Diyarbakır'ın ortasında, barosunda oturup tebligat bekleyen Tahir'i, “Nerede olduğu bilinmiyor, bulunamıyor” deyip derdest edip yaka paça İstanbul'a götürdüler.
***
Birileri iktidarlarını perçinleyecek diye, “anneler ağlamasın”dan, “sonuna kadar savaş” moduna geçilmişti, 'kim daha milliyetçi' yarışı başlamıştı, zaman kışkırtma zamanıydı, zaman bütün köprüleri yıkma zamanıydı, yeni kurbanlar lazımdı...
***
Kimsesizlerin kimsesini, faili meçhullerin avukatını, barışın elçisini kurban seçtiler...
Nefreti köpürttükçe köpürttüler.
Sonra o Dört Ayaklı Minare'nin altında silahlar patladı.

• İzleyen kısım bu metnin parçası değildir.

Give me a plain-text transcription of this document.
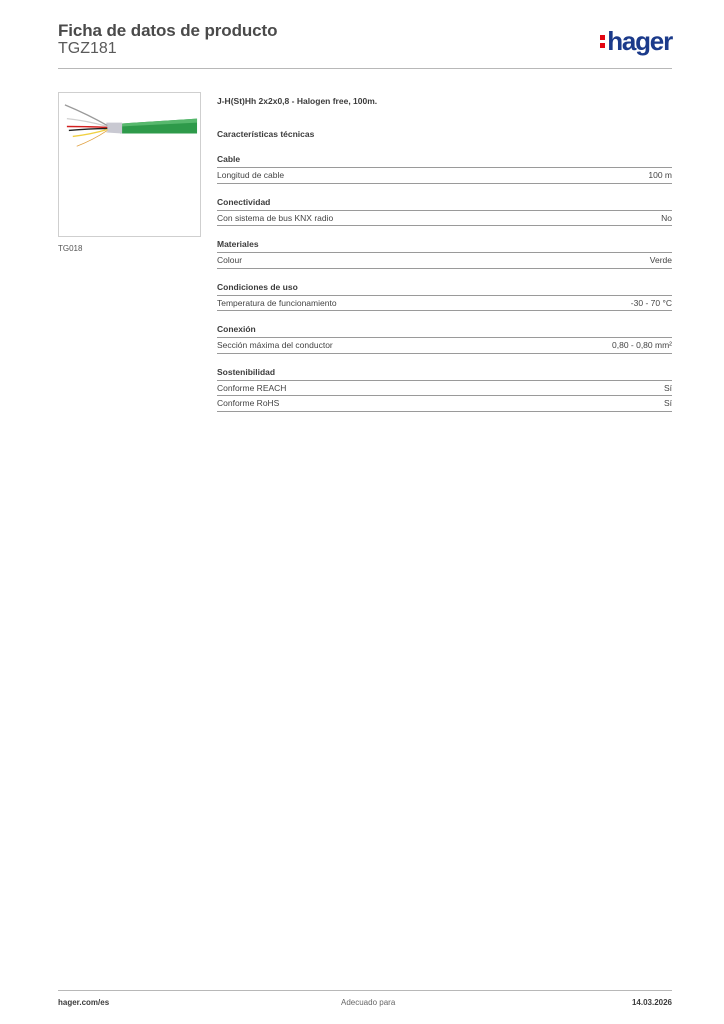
Ficha de datos de producto
TGZ181	hager
TG018
J-H(St)Hh 2x2x0,8 - Halogen free, 100m.
Características técnicas
Cable
Longitud de cable	100 m
Conectividad
Con sistema de bus KNX radio	No
Materiales
Colour	Verde
Condiciones de uso
Temperatura de funcionamiento	-30 - 70 °C
Conexión
Sección máxima del conductor	0,80 - 0,80 mm²
Sostenibilidad
Conforme REACH	Sí
Conforme RoHS	Sí
hager.com/es	Adecuado para	14.03.2026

Hiç kimseyi vuramayan kurşunlar barış güvercini Tahir Elçi'yi vurdu.
***
Nasıl vurulduğu bilinemezmiş.
Hadi ordan be!
Kışkırtıcılarıyla, hazırlıkçılarıyla, yardım yatakçısıyla, tetikçisiyle, dört dörtlük bir cinayet duruyor ortada...
***
Biz o kurşun sesini nerde olsa tanırız; faili meşhurların, nasıl faili meçhul yapıldığını da çok iyi biliriz.